Actually, there was nothing sturdy to stand on, anywhere. Jocko’s career was going downhill fast, with the deadweight of his marriage to my mother not far behind, and by early 1965 he was hardly working at all. Plus, it seemed that my mother had gradually stopped, never even occasionally going out on an audition—or interview, as they were called back then. Years later when I as
ked her why, she told me she’d given it up to be with her children, and maybe that was true, but it made no sense. We weren’t little kids anymore—Ricky wasn’t even living with us—and at that point we needed all the money we could get. When we were forced to sell our home in Tarzana, this time moving into a rented house on the cusp of Encino, I know Baa felt silently disgraced. But whatever feelings of loss or fear might have been running through her, they never showed. She energetically, and almost single-handedly, loaded everything we owned into boxes we’d gathered from the market, then unloaded it all into a lightless, musty-smelling place that always felt like it belonged to someone else—probably because it did. And though he never said anything either, I know that this house, with its empty, pool-less backyard, was another demotion for Jocko. But since my bedroom was separate from the rest of the house—an awkward add-on above the garage with lots of windows and a lock on the door—it was all fine with me.
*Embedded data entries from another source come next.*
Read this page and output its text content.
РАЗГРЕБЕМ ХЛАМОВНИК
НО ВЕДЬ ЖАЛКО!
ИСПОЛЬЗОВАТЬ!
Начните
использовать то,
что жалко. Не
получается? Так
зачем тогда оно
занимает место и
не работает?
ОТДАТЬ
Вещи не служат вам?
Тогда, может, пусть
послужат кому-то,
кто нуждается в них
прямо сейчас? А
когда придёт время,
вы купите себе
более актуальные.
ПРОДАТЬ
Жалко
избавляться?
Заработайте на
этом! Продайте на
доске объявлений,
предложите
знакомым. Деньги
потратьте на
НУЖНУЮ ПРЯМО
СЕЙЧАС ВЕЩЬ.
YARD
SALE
Ricky was in his third year at Berkeley, Steve in his second at USC, and I was waiting by the phone. But happily, my one and only boyfriend was back in my life, and at night, I was the recipient of shadow classes in history, literature, and philosophy, hearing about the books Steve was reading, listening to him passionately pore over passages or to his long explanations of Kierkegaard and Nietzsche, as close to a formal education as I would ever get (something I long for to this day). Steve’s appetite for learning was endless but he could never find a place to actually put all that education, except in my lap.